Bob had arranged everything before I got to his house. The melting crucible was balanced on cement blocks with a large propane burner beneath it. Bob had loaded about two thirds of the lead into the crucible and had lit the burner before I got there. Our friend Russ Ericson was also helping out.
Bob had put a threaded fitting in the bottom of the crucible so that the fitting fit flush with the inside bottom and threads extended below the fitting. On to the fitting Bob had fitted a two-inch pipe that ran about four feet to an elbow that would direct the molten lead to pour into the mold. And there was a burner under the pipe.

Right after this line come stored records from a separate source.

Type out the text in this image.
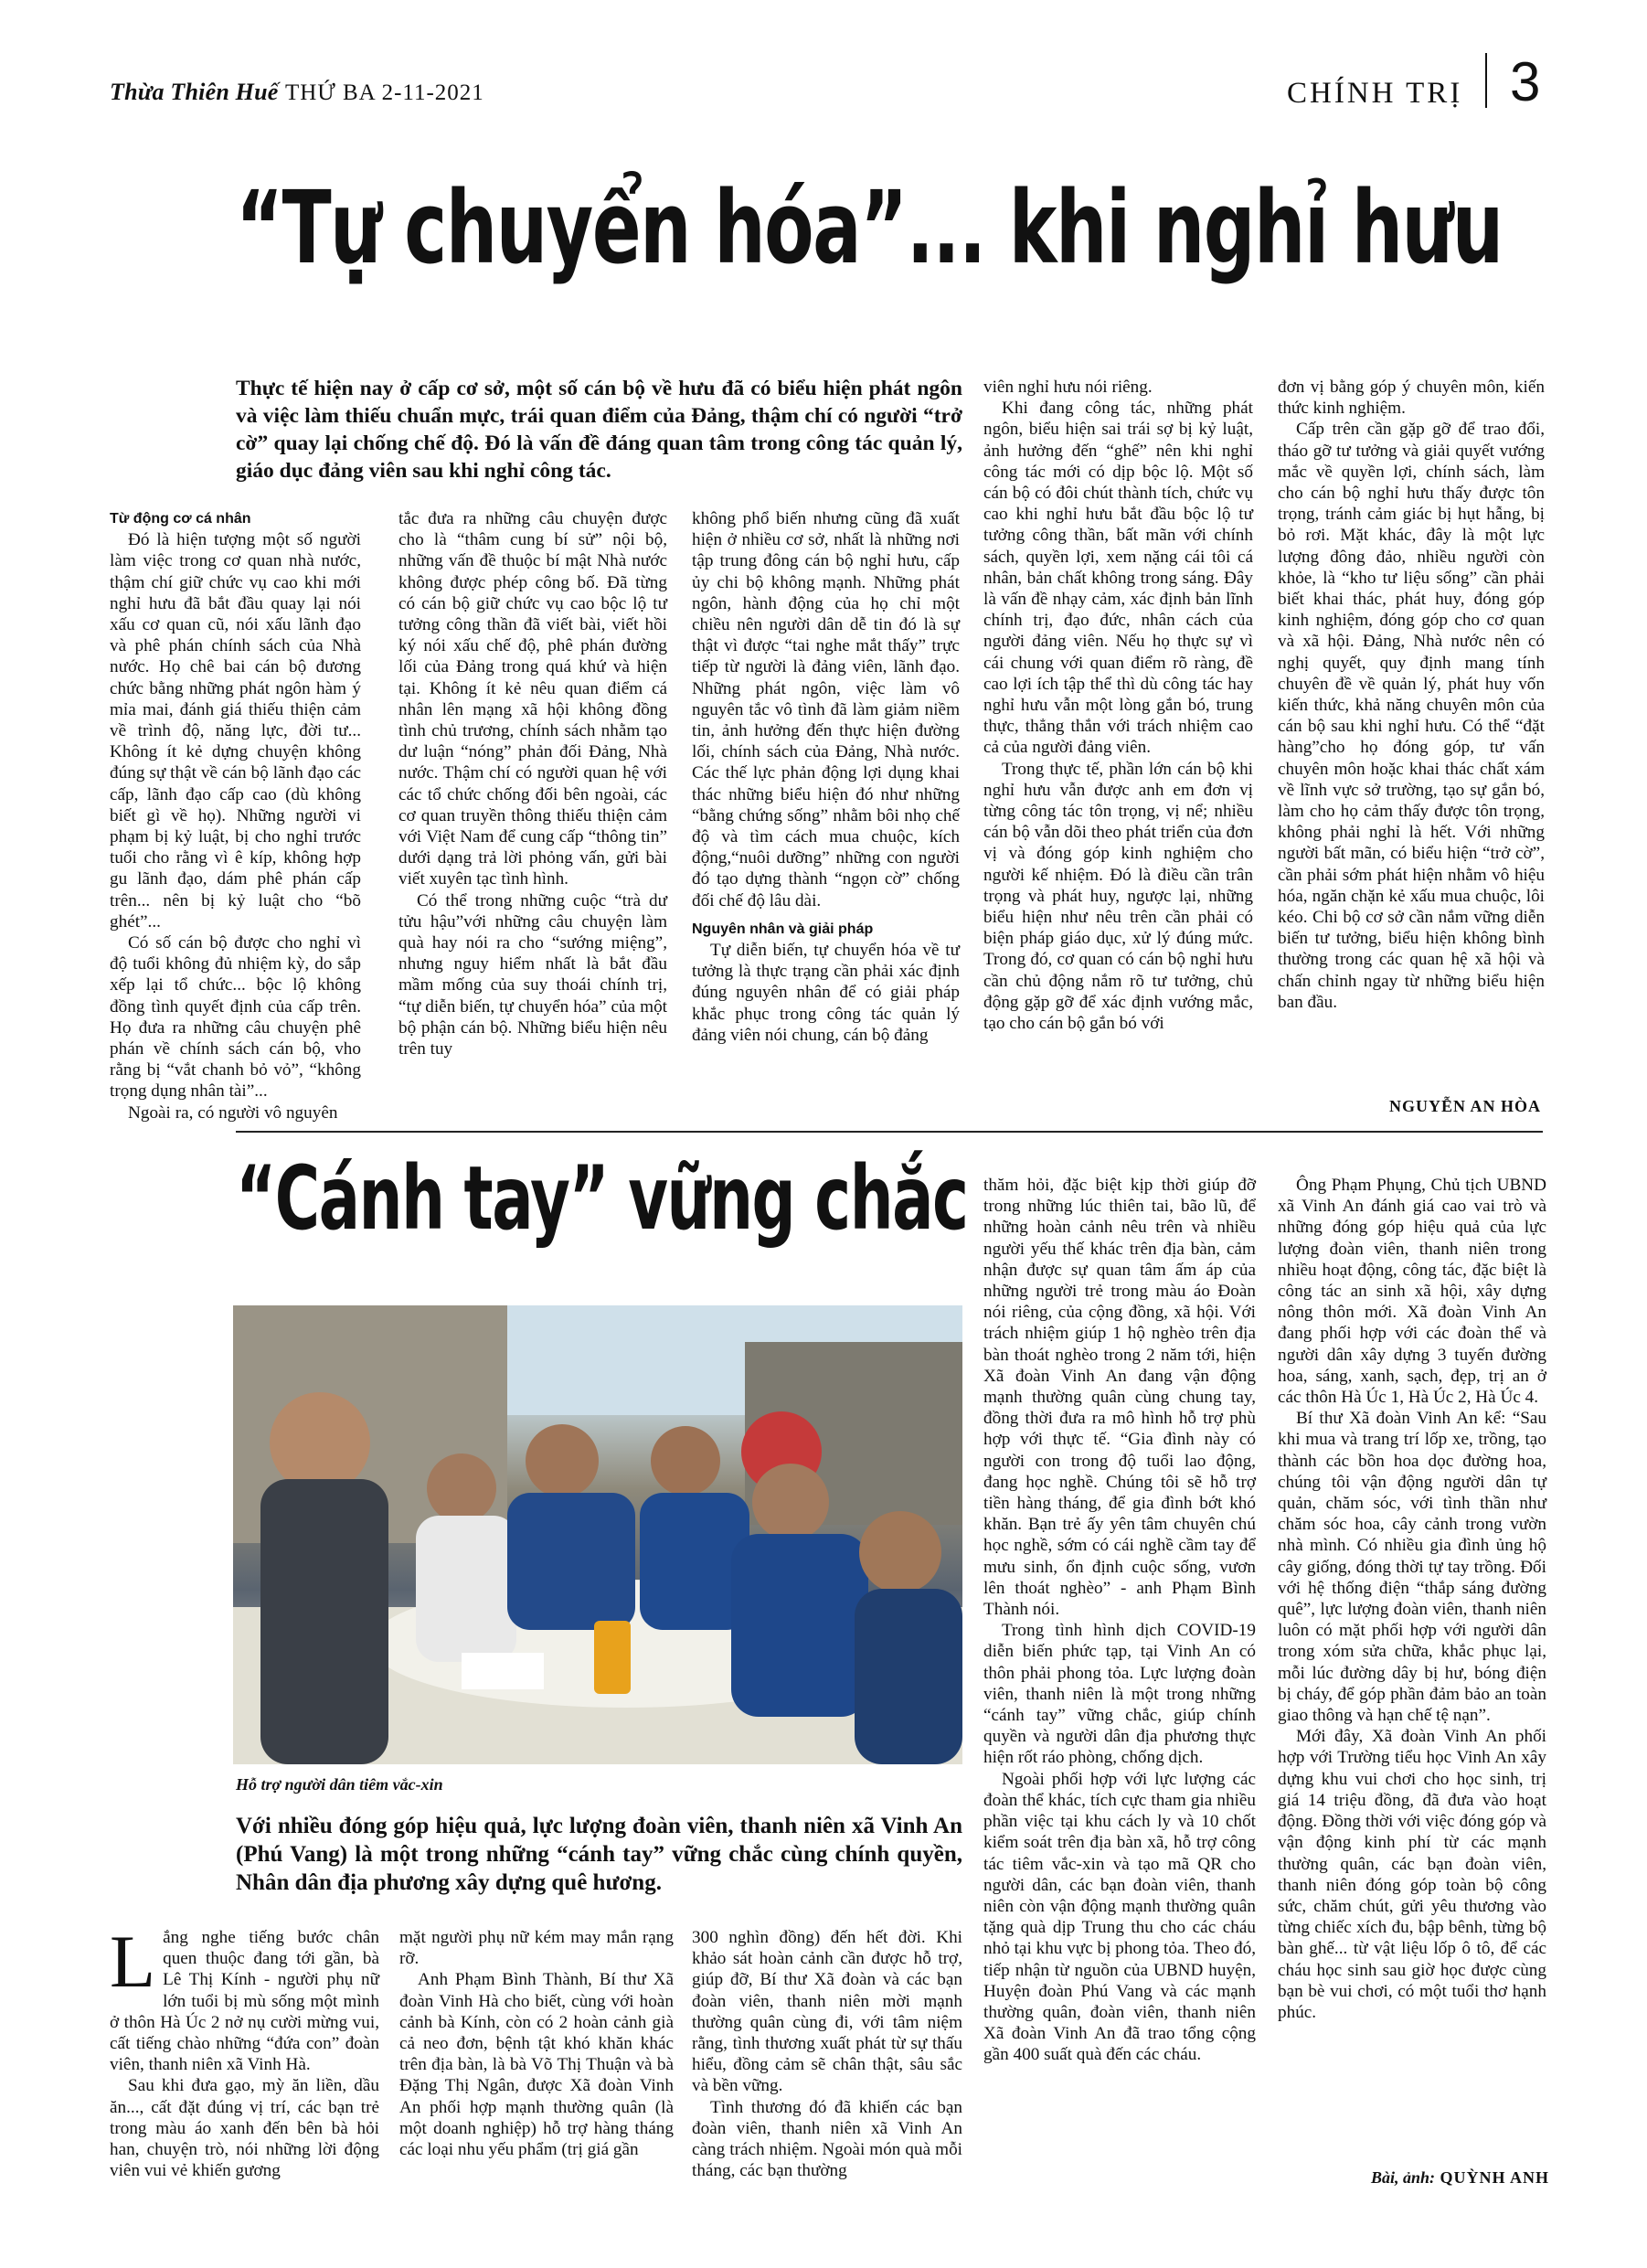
Thừa Thiên Huế THỨ BA 2-11-2021	CHÍNH TRỊ 3
“Tự chuyển hóa”... khi nghỉ hưu
Thực tế hiện nay ở cấp cơ sở, một số cán bộ về hưu đã có biểu hiện phát ngôn và việc làm thiếu chuẩn mực, trái quan điểm của Đảng, thậm chí có người “trở cờ” quay lại chống chế độ. Đó là vấn đề đáng quan tâm trong công tác quản lý, giáo dục đảng viên sau khi nghỉ công tác.

Từ động cơ cá nhân

Đó là hiện tượng một số người làm việc trong cơ quan nhà nước, thậm chí giữ chức vụ cao khi mới nghỉ hưu đã bắt đầu quay lại nói xấu cơ quan cũ, nói xấu lãnh đạo và phê phán chính sách của Nhà nước. Họ chê bai cán bộ đương chức bằng những phát ngôn hàm ý mỉa mai, đánh giá thiếu thiện cảm về trình độ, năng lực, đời tư... Không ít kẻ dựng chuyện không đúng sự thật về cán bộ lãnh đạo các cấp, lãnh đạo cấp cao (dù không biết gì về họ). Những người vi phạm bị kỷ luật, bị cho nghỉ trước tuổi cho rằng vì ê kíp, không hợp gu lãnh đạo, dám phê phán cấp trên... nên bị kỷ luật cho “bõ ghét”...

Có số cán bộ được cho nghỉ vì độ tuổi không đủ nhiệm kỳ, do sắp xếp lại tổ chức... bộc lộ không đồng tình quyết định của cấp trên. Họ đưa ra những câu chuyện phê phán về chính sách cán bộ, vho rằng bị “vắt chanh bỏ vỏ”, “không trọng dụng nhân tài”...

Ngoài ra, có người vô nguyên

tắc đưa ra những câu chuyện được cho là “thâm cung bí sử” nội bộ, những vấn đề thuộc bí mật Nhà nước không được phép công bố. Đã từng có cán bộ giữ chức vụ cao bộc lộ tư tưởng công thần đã viết bài, viết hồi ký nói xấu chế độ, phê phán đường lối của Đảng trong quá khứ và hiện tại. Không ít kẻ nêu quan điểm cá nhân lên mạng xã hội không đồng tình chủ trương, chính sách nhằm tạo dư luận “nóng” phản đối Đảng, Nhà nước. Thậm chí có người quan hệ với các tổ chức chống đối bên ngoài, các cơ quan truyền thông thiếu thiện cảm với Việt Nam để cung cấp “thông tin” dưới dạng trả lời phỏng vấn, gửi bài viết xuyên tạc tình hình.

Có thể trong những cuộc “trà dư tửu hậu”với những câu chuyện làm quà hay nói ra cho “sướng miệng”, nhưng nguy hiểm nhất là bắt đầu mầm mống của suy thoái chính trị, “tự diễn biến, tự chuyển hóa” của một bộ phận cán bộ. Những biểu hiện nêu trên tuy

không phổ biến nhưng cũng đã xuất hiện ở nhiều cơ sở, nhất là những nơi tập trung đông cán bộ nghỉ hưu, cấp ủy chi bộ không mạnh. Những phát ngôn, hành động của họ chỉ một chiều nên người dân dễ tin đó là sự thật vì được “tai nghe mắt thấy” trực tiếp từ người là đảng viên, lãnh đạo. Những phát ngôn, việc làm vô nguyên tắc vô tình đã làm giảm niềm tin, ảnh hưởng đến thực hiện đường lối, chính sách của Đảng, Nhà nước. Các thế lực phản động lợi dụng khai thác những biểu hiện đó như những “bằng chứng sống” nhằm bôi nhọ chế độ và tìm cách mua chuộc, kích động,“nuôi dưỡng” những con người đó tạo dựng thành “ngọn cờ” chống đối chế độ lâu dài.

Nguyên nhân và giải pháp

Tự diễn biến, tự chuyển hóa về tư tưởng là thực trạng cần phải xác định đúng nguyên nhân để có giải pháp khắc phục trong công tác quản lý đảng viên nói chung, cán bộ đảng

viên nghỉ hưu nói riêng.

Khi đang công tác, những phát ngôn, biểu hiện sai trái sợ bị kỷ luật, ảnh hưởng đến “ghế” nên khi nghỉ công tác mới có dịp bộc lộ. Một số cán bộ có đôi chút thành tích, chức vụ cao khi nghỉ hưu bắt đầu bộc lộ tư tưởng công thần, bất mãn với chính sách, quyền lợi, xem nặng cái tôi cá nhân, bản chất không trong sáng. Đây là vấn đề nhạy cảm, xác định bản lĩnh chính trị, đạo đức, nhân cách của người đảng viên. Nếu họ thực sự vì cái chung với quan điểm rõ ràng, đề cao lợi ích tập thể thì dù công tác hay nghỉ hưu vẫn một lòng gắn bó, trung thực, thẳng thắn với trách nhiệm cao cả của người đảng viên.

Trong thực tế, phần lớn cán bộ khi nghỉ hưu vẫn được anh em đơn vị từng công tác tôn trọng, vị nể; nhiều cán bộ vẫn dõi theo phát triển của đơn vị và đóng góp kinh nghiệm cho người kế nhiệm. Đó là điều cần trân trọng và phát huy, ngược lại, những biểu hiện như nêu trên cần phải có biện pháp giáo dục, xử lý đúng mức. Trong đó, cơ quan có cán bộ nghỉ hưu cần chủ động nắm rõ tư tưởng, chủ động gặp gỡ để xác định vướng mắc, tạo cho cán bộ gắn bó với

đơn vị bằng góp ý chuyên môn, kiến thức kinh nghiệm.

Cấp trên cần gặp gỡ để trao đổi, tháo gỡ tư tưởng và giải quyết vướng mắc về quyền lợi, chính sách, làm cho cán bộ nghỉ hưu thấy được tôn trọng, tránh cảm giác bị hụt hẫng, bị bỏ rơi. Mặt khác, đây là một lực lượng đông đảo, nhiều người còn khỏe, là “kho tư liệu sống” cần phải biết khai thác, phát huy, đóng góp kinh nghiệm, đóng góp cho cơ quan và xã hội. Đảng, Nhà nước nên có nghị quyết, quy định mang tính chuyên đề về quản lý, phát huy vốn kiến thức, khả năng chuyên môn của cán bộ sau khi nghỉ hưu. Có thể “đặt hàng”cho họ đóng góp, tư vấn chuyên môn hoặc khai thác chất xám về lĩnh vực sở trường, tạo sự gắn bó, làm cho họ cảm thấy được tôn trọng, không phải nghỉ là hết. Với những người bất mãn, có biểu hiện “trở cờ”, cần phải sớm phát hiện nhằm vô hiệu hóa, ngăn chặn kẻ xấu mua chuộc, lôi kéo. Chi bộ cơ sở cần nắm vững diễn biến tư tưởng, biểu hiện không bình thường trong các quan hệ xã hội và chấn chỉnh ngay từ những biểu hiện ban đầu.

NGUYỄN AN HÒA
“Cánh tay” vững chắc
Hỗ trợ người dân tiêm vắc-xin
Với nhiều đóng góp hiệu quả, lực lượng đoàn viên, thanh niên xã Vinh An (Phú Vang) là một trong những “cánh tay” vững chắc cùng chính quyền, Nhân dân địa phương xây dựng quê hương.

Lắng nghe tiếng bước chân quen thuộc đang tới gần, bà Lê Thị Kính - người phụ nữ lớn tuổi bị mù sống một mình ở thôn Hà Úc 2 nở nụ cười mừng vui, cất tiếng chào những “đứa con” đoàn viên, thanh niên xã Vinh Hà.

Sau khi đưa gạo, mỳ ăn liền, dầu ăn..., cất đặt đúng vị trí, các bạn trẻ trong màu áo xanh đến bên bà hỏi han, chuyện trò, nói những lời động viên vui vẻ khiến gương

mặt người phụ nữ kém may mắn rạng rỡ.

Anh Phạm Bình Thành, Bí thư Xã đoàn Vinh Hà cho biết, cùng với hoàn cảnh bà Kính, còn có 2 hoàn cảnh già cả neo đơn, bệnh tật khó khăn khác trên địa bàn, là bà Võ Thị Thuận và bà Đặng Thị Ngân, được Xã đoàn Vinh An phối hợp mạnh thường quân (là một doanh nghiệp) hỗ trợ hàng tháng các loại nhu yếu phẩm (trị giá gần

300 nghìn đồng) đến hết đời. Khi khảo sát hoàn cảnh cần được hỗ trợ, giúp đỡ, Bí thư Xã đoàn và các bạn đoàn viên, thanh niên mời mạnh thường quân cùng đi, với tâm niệm rằng, tình thương xuất phát từ sự thấu hiểu, đồng cảm sẽ chân thật, sâu sắc và bền vững.

Tình thương đó đã khiến các bạn đoàn viên, thanh niên xã Vinh An càng trách nhiệm. Ngoài món quà mỗi tháng, các bạn thường

thăm hỏi, đặc biệt kịp thời giúp đỡ trong những lúc thiên tai, bão lũ, để những hoàn cảnh nêu trên và nhiều người yếu thế khác trên địa bàn, cảm nhận được sự quan tâm ấm áp của những người trẻ trong màu áo Đoàn nói riêng, của cộng đồng, xã hội. Với trách nhiệm giúp 1 hộ nghèo trên địa bàn thoát nghèo trong 2 năm tới, hiện Xã đoàn Vinh An đang vận động mạnh thường quân cùng chung tay, đồng thời đưa ra mô hình hỗ trợ phù hợp với thực tế. “Gia đình này có người con trong độ tuổi lao động, đang học nghề. Chúng tôi sẽ hỗ trợ tiền hàng tháng, để gia đình bớt khó khăn. Bạn trẻ ấy yên tâm chuyên chú học nghề, sớm có cái nghề cầm tay để mưu sinh, ổn định cuộc sống, vươn lên thoát nghèo” - anh Phạm Bình Thành nói.

Trong tình hình dịch COVID-19 diễn biến phức tạp, tại Vinh An có thôn phải phong tỏa. Lực lượng đoàn viên, thanh niên là một trong những “cánh tay” vững chắc, giúp chính quyền và người dân địa phương thực hiện rốt ráo phòng, chống dịch.

Ngoài phối hợp với lực lượng các đoàn thể khác, tích cực tham gia nhiều phần việc tại khu cách ly và 10 chốt kiểm soát trên địa bàn xã, hỗ trợ công tác tiêm vắc-xin và tạo mã QR cho người dân, các bạn đoàn viên, thanh niên còn vận động mạnh thường quân tặng quà dịp Trung thu cho các cháu nhỏ tại khu vực bị phong tỏa. Theo đó, tiếp nhận từ nguồn của UBND huyện, Huyện đoàn Phú Vang và các mạnh thường quân, đoàn viên, thanh niên Xã đoàn Vinh An đã trao tổng cộng gần 400 suất quà đến các cháu.

Ông Phạm Phụng, Chủ tịch UBND xã Vinh An đánh giá cao vai trò và những đóng góp hiệu quả của lực lượng đoàn viên, thanh niên trong nhiều hoạt động, công tác, đặc biệt là công tác an sinh xã hội, xây dựng nông thôn mới. Xã đoàn Vinh An đang phối hợp với các đoàn thể và người dân xây dựng 3 tuyến đường hoa, sáng, xanh, sạch, đẹp, trị an ở các thôn Hà Úc 1, Hà Úc 2, Hà Úc 4.

Bí thư Xã đoàn Vinh An kể: “Sau khi mua và trang trí lốp xe, trồng, tạo thành các bồn hoa dọc đường hoa, chúng tôi vận động người dân tự quản, chăm sóc, với tình thần như chăm sóc hoa, cây cảnh trong vườn nhà mình. Có nhiều gia đình ủng hộ cây giống, đóng thời tự tay trồng. Đối với hệ thống điện “thắp sáng đường quê”, lực lượng đoàn viên, thanh niên luôn có mặt phối hợp với người dân trong xóm sửa chữa, khắc phục lại, mỗi lúc đường dây bị hư, bóng điện bị cháy, để góp phần đảm bảo an toàn giao thông và hạn chế tệ nạn”.

Mới đây, Xã đoàn Vinh An phối hợp với Trường tiểu học Vinh An xây dựng khu vui chơi cho học sinh, trị giá 14 triệu đồng, đã đưa vào hoạt động. Đồng thời với việc đóng góp và vận động kinh phí từ các mạnh thường quân, các bạn đoàn viên, thanh niên đóng góp toàn bộ công sức, chăm chút, gửi yêu thương vào từng chiếc xích đu, bập bênh, từng bộ bàn ghế... từ vật liệu lốp ô tô, để các cháu học sinh sau giờ học được cùng bạn bè vui chơi, có một tuổi thơ hạnh phúc.

Bài, ảnh: QUỲNH ANH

A threaded pipe also was threaded into the inside of the bottom fitting. This pipe had several holes drilled in the threads. When the pipe was screwed down, the holes were inside the fitting. As the pipe was unscrewed, the holes opened to allow the molten lead to flow down the pipe and into the mold.
After two-and-a-half hours, the lead – all 600 lbs. of it – was melted. We had the burner under the pipe burning hot and had added a pot full of charcoal (also burning) under the pipe between the crucible and the mold. We had also fired up a hand-held propane torch with which we were heating the last eight or nine inches of pipe and the elbow.
With the lead fully molten and the pipe at about 300 degrees, Bob opened the pipe with the holes. Lead began to flow into the mold. Bob opened the pipe completely and the molten lead poured down the pipe and into the mold. When all of the molten lead was in the mold, we turned off the burners and watched as lead bubbled in the mold for about fifteen minutes. The lead had stopped bubbling and we went to have a cup of coffee.
Bob will leave the lead and mold alone for a couple days to fully harden.
And, next spring, Bob will take the Haven 12.5 to the family cabin at Priest Lake, Idaho.